If you want to send Sachin’s public key to Mohit’s workstation, you can execute the following command

scp sachin_public.pem mohit@mohit-machine-or-ip:/path/

To send Mohit’s public key to Sachin’s workstation, execute the following command

scp mohit_public.pem sachin@sachin-machine-or-ip:/path/

Now Sachin has the Mohit’s public key and vice versa.

Exchanging encrypted message with a public key

Sachin needs to use the openssl -encrypt command to encrypt this secret message. He has to supply the tool with three inputs −

• The name of the file that contains the secret message

• Mohit’s public key (file)

The name of a file where the encrypted message will be stored

You can use the following command to encrypt the message.

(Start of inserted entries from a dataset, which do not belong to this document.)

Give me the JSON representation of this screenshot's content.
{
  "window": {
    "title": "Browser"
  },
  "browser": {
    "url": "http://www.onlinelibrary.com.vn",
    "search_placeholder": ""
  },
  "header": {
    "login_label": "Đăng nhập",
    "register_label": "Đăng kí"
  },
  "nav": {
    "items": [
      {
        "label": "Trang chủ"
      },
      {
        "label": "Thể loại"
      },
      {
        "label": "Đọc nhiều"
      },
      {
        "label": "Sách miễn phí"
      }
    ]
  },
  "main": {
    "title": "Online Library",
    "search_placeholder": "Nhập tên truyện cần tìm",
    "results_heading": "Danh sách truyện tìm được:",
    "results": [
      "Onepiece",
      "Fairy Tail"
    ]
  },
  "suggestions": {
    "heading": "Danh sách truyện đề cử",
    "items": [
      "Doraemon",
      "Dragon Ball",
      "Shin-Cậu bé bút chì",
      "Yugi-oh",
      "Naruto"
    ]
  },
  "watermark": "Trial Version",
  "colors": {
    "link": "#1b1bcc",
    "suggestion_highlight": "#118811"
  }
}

openssl rsautl -encrypt -inkey mohit_public.pem -
pubin -in file_name.txt -out file_name.enc

Note − if you openssl version is 3.0 or above use pkeyutl in place of rsautl, rest all the parameters remain the same.

You can send this file to Mohit's workstation by using scp command, if he uses the usual method to read it, he won't be able to read this file. He requires the three pieces of information to decrypt the message.

The encrypted file

His private key

A file name to save the decrypted output

Openssl rsautl -decrypt -inkey mohit_private.pem -
in file_name.enc > file_name.txt

Now Mohit can read the file that Sachin sent him.

Conclusion

We can say the OpenSSl is a program and library that supports many cryptographic functions −

• Symmetric key generation

• Public/Private key pair generation

• Public key encryption

• Hash functions

• Certificate creation and so on.

In the above article, we have seen how to encrypt a large file using OpenSSL. How we can send a file in a secure way and communication between two users by using OpenSSL. We have also seen symmetric and asymmetric encryption, their advantages, and disadvantages.